И у Пола, и у Джона есть природный музыкальный талант и оригинальность, но выражаются они по-разному. Пол сочиняет легкую приятную музыку — «Michelle», «Yesterday», — а у Джона музыка агрессивнее, не так ровна — скажем, «I Am the Walrus». Отчасти это диктуется характером. Задолго до того, как они стали писать музыку, Джон был агрессивнее и грубее, а Пол мягче и гибче.
Но наверное, удивительнее всего в этом композиторском дуэте то, что после десяти с лишним лет тесного сотрудничества оба сохранили яркую индивидуальность.

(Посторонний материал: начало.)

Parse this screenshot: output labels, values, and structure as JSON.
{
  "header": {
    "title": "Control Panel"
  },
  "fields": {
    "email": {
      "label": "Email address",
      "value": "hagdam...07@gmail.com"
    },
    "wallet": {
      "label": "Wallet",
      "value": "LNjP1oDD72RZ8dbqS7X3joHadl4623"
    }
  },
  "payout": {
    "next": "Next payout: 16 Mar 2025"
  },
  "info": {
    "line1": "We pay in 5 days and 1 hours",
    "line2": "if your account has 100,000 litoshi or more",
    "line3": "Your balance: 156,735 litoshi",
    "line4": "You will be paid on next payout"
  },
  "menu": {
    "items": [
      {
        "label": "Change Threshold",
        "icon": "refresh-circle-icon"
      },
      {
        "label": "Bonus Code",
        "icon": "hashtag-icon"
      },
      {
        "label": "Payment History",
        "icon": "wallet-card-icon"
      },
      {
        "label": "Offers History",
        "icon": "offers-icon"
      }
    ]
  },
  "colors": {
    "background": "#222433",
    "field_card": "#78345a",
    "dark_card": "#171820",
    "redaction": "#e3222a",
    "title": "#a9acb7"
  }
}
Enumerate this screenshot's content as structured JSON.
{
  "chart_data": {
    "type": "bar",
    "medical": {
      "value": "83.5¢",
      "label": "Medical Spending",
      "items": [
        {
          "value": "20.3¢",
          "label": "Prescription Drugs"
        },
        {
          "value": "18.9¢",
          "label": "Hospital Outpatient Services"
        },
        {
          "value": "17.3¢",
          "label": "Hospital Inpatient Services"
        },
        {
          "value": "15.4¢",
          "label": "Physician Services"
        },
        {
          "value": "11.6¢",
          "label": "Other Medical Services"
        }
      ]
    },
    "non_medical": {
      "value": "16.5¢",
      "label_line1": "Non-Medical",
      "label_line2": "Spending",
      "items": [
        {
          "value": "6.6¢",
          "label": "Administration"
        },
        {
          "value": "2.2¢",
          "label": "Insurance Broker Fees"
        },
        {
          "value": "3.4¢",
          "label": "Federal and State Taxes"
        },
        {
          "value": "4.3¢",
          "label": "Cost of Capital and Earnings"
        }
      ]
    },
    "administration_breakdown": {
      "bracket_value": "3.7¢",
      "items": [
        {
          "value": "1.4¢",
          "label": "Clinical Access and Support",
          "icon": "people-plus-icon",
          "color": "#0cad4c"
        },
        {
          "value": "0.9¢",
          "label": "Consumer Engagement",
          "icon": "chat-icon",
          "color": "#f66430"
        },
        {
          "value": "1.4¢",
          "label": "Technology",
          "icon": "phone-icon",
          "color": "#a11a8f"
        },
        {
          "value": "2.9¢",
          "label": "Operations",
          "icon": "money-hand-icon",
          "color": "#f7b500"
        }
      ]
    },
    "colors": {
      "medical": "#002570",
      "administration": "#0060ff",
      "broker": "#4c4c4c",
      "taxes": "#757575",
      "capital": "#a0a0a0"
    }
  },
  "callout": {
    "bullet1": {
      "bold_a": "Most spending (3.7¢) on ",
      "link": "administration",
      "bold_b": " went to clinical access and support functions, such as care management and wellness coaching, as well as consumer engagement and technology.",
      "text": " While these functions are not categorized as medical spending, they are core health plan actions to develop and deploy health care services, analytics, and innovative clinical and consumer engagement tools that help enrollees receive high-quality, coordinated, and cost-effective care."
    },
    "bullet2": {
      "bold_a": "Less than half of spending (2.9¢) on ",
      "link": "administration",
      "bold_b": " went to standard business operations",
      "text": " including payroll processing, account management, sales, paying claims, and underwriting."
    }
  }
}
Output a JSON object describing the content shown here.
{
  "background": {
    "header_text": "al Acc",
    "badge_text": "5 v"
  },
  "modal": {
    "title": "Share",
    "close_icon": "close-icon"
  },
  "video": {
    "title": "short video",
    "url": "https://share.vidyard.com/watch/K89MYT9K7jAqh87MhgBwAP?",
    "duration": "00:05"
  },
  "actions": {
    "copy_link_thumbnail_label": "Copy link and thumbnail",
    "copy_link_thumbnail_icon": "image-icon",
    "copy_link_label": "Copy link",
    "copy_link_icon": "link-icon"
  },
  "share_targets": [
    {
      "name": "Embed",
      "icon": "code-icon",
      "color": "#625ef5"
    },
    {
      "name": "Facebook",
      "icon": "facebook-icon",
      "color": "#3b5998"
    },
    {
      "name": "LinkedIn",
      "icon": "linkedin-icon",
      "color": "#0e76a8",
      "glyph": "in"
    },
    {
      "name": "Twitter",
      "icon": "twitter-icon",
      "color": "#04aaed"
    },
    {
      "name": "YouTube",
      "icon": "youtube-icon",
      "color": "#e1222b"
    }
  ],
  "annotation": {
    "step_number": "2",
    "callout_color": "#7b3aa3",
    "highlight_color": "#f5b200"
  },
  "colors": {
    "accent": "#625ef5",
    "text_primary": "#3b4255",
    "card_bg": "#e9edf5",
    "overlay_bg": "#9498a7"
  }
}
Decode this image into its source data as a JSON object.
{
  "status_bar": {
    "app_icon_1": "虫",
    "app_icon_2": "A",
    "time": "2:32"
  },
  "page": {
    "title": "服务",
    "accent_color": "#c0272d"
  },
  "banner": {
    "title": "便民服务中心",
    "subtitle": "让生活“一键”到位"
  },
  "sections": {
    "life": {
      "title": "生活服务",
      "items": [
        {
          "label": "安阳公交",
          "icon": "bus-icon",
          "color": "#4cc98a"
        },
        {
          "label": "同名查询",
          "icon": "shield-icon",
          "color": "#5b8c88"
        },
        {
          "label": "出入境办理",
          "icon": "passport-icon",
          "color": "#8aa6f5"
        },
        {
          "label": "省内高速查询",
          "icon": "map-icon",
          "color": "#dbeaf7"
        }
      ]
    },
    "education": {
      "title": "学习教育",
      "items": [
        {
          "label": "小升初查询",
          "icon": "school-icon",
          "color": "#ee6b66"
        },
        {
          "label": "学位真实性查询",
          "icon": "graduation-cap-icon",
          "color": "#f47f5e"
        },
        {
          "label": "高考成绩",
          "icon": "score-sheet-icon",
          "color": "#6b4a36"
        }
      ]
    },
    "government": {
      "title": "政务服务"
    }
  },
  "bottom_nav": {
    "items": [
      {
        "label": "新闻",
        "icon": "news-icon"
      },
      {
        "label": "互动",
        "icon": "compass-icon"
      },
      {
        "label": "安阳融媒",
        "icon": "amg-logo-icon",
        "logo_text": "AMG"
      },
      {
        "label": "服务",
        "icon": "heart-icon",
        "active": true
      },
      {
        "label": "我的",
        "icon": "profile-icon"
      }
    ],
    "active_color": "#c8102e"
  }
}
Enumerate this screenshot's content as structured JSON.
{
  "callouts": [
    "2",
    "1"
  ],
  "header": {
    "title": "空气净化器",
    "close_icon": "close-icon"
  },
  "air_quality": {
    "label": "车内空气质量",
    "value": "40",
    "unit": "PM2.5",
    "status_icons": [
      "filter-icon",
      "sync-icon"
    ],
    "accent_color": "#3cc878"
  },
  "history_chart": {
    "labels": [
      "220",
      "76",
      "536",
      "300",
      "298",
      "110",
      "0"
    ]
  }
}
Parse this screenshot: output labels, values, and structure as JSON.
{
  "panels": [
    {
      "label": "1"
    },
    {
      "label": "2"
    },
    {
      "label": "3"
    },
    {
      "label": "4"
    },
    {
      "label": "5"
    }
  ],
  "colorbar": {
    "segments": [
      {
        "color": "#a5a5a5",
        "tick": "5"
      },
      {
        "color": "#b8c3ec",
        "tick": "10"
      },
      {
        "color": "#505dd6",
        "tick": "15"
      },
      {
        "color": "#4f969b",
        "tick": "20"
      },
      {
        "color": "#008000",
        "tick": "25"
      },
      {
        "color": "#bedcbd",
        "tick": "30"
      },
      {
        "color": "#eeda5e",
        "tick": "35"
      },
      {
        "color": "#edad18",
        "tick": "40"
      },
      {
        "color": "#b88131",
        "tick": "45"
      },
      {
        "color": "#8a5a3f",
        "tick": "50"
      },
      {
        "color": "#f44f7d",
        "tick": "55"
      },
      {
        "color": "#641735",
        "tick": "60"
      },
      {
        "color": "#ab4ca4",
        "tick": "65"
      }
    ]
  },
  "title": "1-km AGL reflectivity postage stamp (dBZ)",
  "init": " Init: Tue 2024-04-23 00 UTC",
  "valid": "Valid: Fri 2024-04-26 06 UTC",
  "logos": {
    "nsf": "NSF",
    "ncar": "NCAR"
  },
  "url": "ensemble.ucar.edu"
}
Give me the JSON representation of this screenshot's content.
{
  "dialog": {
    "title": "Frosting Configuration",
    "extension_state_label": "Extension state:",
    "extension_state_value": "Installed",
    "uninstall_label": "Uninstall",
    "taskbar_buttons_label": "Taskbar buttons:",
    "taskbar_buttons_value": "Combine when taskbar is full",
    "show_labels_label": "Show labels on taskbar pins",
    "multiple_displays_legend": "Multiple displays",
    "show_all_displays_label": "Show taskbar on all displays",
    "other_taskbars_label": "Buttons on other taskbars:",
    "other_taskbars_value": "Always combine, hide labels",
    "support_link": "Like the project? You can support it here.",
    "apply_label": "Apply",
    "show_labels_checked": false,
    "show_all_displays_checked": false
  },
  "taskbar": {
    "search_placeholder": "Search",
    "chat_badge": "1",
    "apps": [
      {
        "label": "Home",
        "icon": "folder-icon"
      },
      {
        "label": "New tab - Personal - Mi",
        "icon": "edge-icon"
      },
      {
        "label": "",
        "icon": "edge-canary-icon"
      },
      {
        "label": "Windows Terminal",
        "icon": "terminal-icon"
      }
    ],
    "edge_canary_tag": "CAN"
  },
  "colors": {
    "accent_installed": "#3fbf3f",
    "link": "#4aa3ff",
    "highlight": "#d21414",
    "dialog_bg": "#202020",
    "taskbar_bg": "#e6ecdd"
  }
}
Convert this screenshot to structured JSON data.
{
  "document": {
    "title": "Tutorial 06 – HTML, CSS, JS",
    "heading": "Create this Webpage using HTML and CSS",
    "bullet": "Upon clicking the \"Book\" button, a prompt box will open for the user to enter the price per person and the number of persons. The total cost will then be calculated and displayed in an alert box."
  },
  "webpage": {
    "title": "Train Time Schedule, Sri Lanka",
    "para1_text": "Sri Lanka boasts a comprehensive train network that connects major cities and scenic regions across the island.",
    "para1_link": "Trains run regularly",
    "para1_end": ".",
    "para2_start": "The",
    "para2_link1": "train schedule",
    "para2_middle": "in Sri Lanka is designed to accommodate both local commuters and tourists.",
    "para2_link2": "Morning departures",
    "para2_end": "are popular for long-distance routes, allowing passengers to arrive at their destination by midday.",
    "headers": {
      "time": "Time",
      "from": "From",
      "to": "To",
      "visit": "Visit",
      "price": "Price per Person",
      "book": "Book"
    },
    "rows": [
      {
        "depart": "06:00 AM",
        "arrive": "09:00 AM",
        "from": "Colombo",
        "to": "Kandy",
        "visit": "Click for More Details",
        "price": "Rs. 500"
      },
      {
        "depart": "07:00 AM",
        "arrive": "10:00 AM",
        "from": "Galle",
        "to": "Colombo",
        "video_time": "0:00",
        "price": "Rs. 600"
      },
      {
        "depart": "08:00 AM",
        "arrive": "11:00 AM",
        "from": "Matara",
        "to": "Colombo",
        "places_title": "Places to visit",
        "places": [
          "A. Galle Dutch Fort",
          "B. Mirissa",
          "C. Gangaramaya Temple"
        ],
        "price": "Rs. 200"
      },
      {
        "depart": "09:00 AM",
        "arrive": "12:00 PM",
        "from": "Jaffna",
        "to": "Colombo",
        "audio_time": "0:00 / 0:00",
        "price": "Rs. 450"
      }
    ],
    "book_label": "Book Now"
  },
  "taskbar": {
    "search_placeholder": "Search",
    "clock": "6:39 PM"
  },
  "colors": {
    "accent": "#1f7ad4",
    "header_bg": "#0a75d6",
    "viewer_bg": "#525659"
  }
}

У каждого свой уникальный облик.
Мало того, у обоих индивидуальность за эти годы стала только ярче. В рок-н-ролльный период их песни были очень похожи, но после «Yesterday» песню Пола не так уж трудно отличить от песни Джона. Друг на друга они влияли: Пола подстегивало желание лучше писать тексты, Джона подгоняла рьяность и самоотверженность Пола. Но они все равно очень разные.
Их музыку постоянно анализировали, восхваляли и интерпретировали — с самого начала, с 1963 года, когда музыкальный критик «Таймс» восторгался их «пандиатоническими кластерами». Считается, что на них самих повлияло все на свете, от негритянского блюза до венгерских танцев.
Едва стало известно, что они употребляют вещества, в песнях тут же стали выискивать всевозможные наркотические аллюзии. Утверждалось, что даже слово «help»[214] в песне для Ринго «A Little Help From My Friends» обозначает марихуану. И что в названии «Lucy in the Sky with Diamonds» зашифрована ЛСД, хотя это чистое совпадение. Сын Джона Джулиан нарисовал картинку — его одноклассница Люси в небе. В Америке под фразой из песни «meeting a man from the motor trade»[215] понимали подпольного акушера.
Они, конечно, используют наркотический сленг, но не так часто, как многим кажется. Как ни странно, несколько сознательных сленговых непристойностей прошли незамеченными. В «Penny Lane», например, выражение «finger pie» — старая ливерпульская похабщина: так ливерпульские парни говорят о ливерпульских девчонках.
Все эти интерпретации «Битлз» страшно веселят. Джон нарочно оставил словесные игры и абсурдный поток сознания в «I Am the Walrus», понимая, что куча народу станет анализировать эту белиберду.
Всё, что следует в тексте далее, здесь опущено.